Hola, Cristian. Intentaré explicar el código de la aula, haciendo una debugging del código:

1. Primero, se crea un DataFrame vacío llamado `datos_new`. Este será el DataFrame donde se almacenarán los datos seleccionados.
2. Luego, se recorre cada tipo de vivienda en el conjunto de datos utilizando el bucle **for**. Por ejemplo, en la base de datos existen 5 tipos de viviendas (Departamento, Habitación, Casa de Villa, etc), el bucle se ejecutará tres veces, una para cada tipo de vivienda.
3. Dentro del bucle, se crea una condición llamada `eh_tipo` que verifica si el tipo de vivienda en una fila coincide con el tipo de vivienda actual del bucle. Por ejemplo, si el tipo actual es "Departamentio", la condición `eh_tipo` será True para las filas donde el tipo de vivienda sea "Departamento" y False para las filas con otros tipos de vivienda.
4. Después, se establecen otras condiciones para seleccionar las filas que cumplen ciertos criterios, como estar dentro de ciertos límites.
5. A continuación, se crea una nueva variable llamada seleccion que combina la condición eh_tipo con otras condiciones utilizando el operador lógico "&". Esto significa que la fila debe cumplir tanto la condición de tipo de vivienda como las otras condiciones para ser seleccionada.

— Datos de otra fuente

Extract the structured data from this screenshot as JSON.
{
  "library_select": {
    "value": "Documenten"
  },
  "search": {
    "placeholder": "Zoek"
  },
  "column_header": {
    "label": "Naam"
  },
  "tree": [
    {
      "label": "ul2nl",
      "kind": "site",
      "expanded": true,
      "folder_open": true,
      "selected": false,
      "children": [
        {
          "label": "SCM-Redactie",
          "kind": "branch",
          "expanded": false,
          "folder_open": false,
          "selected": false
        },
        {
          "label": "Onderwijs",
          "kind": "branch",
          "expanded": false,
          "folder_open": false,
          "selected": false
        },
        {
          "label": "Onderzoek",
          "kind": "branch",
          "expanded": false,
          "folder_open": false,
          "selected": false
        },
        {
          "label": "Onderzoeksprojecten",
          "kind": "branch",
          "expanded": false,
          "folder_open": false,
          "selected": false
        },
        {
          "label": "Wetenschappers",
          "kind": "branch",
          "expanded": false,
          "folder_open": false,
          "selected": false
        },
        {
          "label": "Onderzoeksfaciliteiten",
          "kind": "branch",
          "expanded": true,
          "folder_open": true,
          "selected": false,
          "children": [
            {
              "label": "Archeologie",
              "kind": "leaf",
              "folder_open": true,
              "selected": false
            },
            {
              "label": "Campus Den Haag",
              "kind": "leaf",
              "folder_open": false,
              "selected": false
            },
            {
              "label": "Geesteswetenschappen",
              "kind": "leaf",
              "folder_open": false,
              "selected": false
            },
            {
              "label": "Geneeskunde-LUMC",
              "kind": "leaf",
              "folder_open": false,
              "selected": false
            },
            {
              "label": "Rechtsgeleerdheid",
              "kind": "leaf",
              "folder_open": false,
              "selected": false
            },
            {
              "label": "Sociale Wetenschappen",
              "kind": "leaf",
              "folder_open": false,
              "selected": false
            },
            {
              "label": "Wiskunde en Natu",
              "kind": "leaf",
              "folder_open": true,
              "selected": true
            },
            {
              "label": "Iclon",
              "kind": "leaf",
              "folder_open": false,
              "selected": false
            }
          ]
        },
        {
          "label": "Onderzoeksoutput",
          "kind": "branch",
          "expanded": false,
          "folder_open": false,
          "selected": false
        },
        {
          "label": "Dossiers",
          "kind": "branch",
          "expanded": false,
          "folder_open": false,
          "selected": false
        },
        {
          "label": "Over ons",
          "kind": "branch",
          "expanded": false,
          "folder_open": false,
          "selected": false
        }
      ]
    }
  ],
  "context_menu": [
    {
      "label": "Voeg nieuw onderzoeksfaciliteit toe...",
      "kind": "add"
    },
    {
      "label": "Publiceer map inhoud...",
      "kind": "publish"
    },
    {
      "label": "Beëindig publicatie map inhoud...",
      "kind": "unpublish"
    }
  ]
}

6. Luego, se seleccionan las filas que cumplen la condición seleccion del DataFrame original y se almacenan en un nuevo DataFrame que es datos_seleccion.
7. Finalmente, el DataFrame datos_seleccion se agrega al DataFrame datos_new utilizando la función pd.concat(), que concatena los DataFrames. Esto se hace en cada iteración del bucle para ir acumulando las filas seleccionadas.

Espero que este paso a paso responda tu duda! Abrazos!